Hemen her gün kullandığımız, sürekli işittiğimiz, kitaplardan okuduğumuz, yaratıcılık kavramları nedir?

Yaratıcılık kavramının batı dillerinde karşılığı “kreativitaet”, “creativity” dir. Kelimenin kökü Latince “creare” sözcüğünden gelmektedir ve bu sözcük, Latince “doğurmak, yaratmak, meydana getirmek” anlamındadır (Tuna, 2005: 54).

Sanat eğitiminin temel ilkesi olan yaratıcılık, tüm insanlarda var olan, ancak kişiden kişiye farklılık gösteren bir özelliktir. Doğuştan getirildiği için öğrenilemez, ancak gerekli eğitim ortamı düzenlendiğinde geliştirilebilir. Yaratma süreci içerisindeki sabır, sezgi, hayal gücü, deneme, araştırma, bulma, değiştirme, ekleme, çıkarma, düzeltme, “yeniden kuma gibi birtakım yeti, olgu ve niteliklere merak gibi bir çıkış, özgünlük gibi bir sonucu da ekleyebiliriz”. Yaratıcı olarak tanımlanabilmek, başka, farklı, yeni, özgün, değişik gibi sıfatları taşımayı gerektirir (Yılmaz, 2007: 20)

Hızla gelişen ve değişen toplumlarda yaratıcı, yeniliklere açık, eleştirel düşünme becerisine sahip bireylere olan ihtiyaç her geçen gün daha da artmaktadır. Yaratıcı bireylerin sanattan matematiğe, sosyal bilimlerden fen bilimlerine kadar pek çok alanda daha çok başarılı olduğu gerçeği batı ülkelerinde yaratıcılık eğitiminin, eğitim sürecinin hemen her aşamasına girmesine yol açmıştır (Tuna, 2005: 54).
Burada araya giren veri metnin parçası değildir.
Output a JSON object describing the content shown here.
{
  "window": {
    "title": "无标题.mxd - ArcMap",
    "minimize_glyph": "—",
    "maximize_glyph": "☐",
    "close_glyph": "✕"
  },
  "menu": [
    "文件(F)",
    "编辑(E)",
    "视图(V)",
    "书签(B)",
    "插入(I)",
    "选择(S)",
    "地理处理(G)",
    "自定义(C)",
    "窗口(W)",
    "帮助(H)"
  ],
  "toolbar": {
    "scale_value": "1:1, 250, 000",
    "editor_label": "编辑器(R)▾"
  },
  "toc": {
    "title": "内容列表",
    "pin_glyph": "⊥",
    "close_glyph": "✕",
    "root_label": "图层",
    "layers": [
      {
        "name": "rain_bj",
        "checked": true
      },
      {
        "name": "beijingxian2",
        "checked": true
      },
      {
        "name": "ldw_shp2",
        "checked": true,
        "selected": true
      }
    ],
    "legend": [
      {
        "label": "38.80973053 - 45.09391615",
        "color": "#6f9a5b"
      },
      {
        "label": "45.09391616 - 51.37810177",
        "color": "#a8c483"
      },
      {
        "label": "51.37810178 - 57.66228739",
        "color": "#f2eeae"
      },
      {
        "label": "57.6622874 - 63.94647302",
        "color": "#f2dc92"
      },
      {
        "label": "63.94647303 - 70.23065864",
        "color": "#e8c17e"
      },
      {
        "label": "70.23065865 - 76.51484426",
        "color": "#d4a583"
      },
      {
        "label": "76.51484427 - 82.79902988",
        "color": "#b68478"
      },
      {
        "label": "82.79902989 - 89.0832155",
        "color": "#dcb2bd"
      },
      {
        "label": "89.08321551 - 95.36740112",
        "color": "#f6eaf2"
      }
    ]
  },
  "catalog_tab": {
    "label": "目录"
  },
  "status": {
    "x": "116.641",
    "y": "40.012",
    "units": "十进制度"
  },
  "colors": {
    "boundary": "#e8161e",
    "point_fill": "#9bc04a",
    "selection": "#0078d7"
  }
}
1.7.1. Çocukta Yaratıcılığı Geliştiren Etmenler

Bilindiği üzere, eğitimin başarılı olabilmesi için ailenin yaklaşımı ile eğitim kurumunun yaklaşımı paralellik göstermelidir. Öncelikle, her iki ortamda da kişinin kendini özgür hissetmesi sağlanmalıdır. Yaratıcılığın sürdürülebilmesi ve geliştirilebilmesi için özgür bir şekilde kullanabilecekleri zengin araç gereçlerin bulunduğu aydınlık ve havadar bir sınıf ortamının sağlanması gerekir. Ev ortamında ise, çocuğa sorumluluğun kendinde olacağı bağımsız bir oda verilmelidir. Kendine ayrılmış olan bu bölümde çocuğun odasını ya da üstünü kirletmiş olmakla tenkit edilerek özgüveni sarsılmamalı, yeni girişimlerde bulunması engellenmemelidir (Yılmaz, 2007: 22)

Yaratıcılığın geliştirilmesi için çeşitli kaynaklar bir takım öneriler sunmaktadır. Bunların bazıları şöyledir.

Çocukların kil (heykel çamuru), toprak, sağlıklı atık araç ve gereçler, plastik (şekillendirilebilir) maddelerle oynamaları, bunlarda derslerinde yararlanmaları ve çeşitli sanatsal düzenlemeler ile derslerle ilgili araç ve gereçler yapmaları teşvik edilmelidir (Tuna, 2005: 63).

Çağımızın belki en görünür özelliklerinden biri, çocuğun önem kazanmış olmasıdır. Birçok gizli kalmış gerçekleri aydınlatmış olan gerçekçi görüş, nihayet Freud’un önerdiği “içimizdeki çocuk” olayı, Einstein’ in evrene tuttuğu ışık kadar önemlidir. Çocuğun, büyükten farklı bir varlık olduğunu, çok önce ortaya koyan Rousseau, zamanında dikkate alınmış olsaydı, bu konuda daha erken, doğru ve hızlı gelişmeler beklenebilirdi.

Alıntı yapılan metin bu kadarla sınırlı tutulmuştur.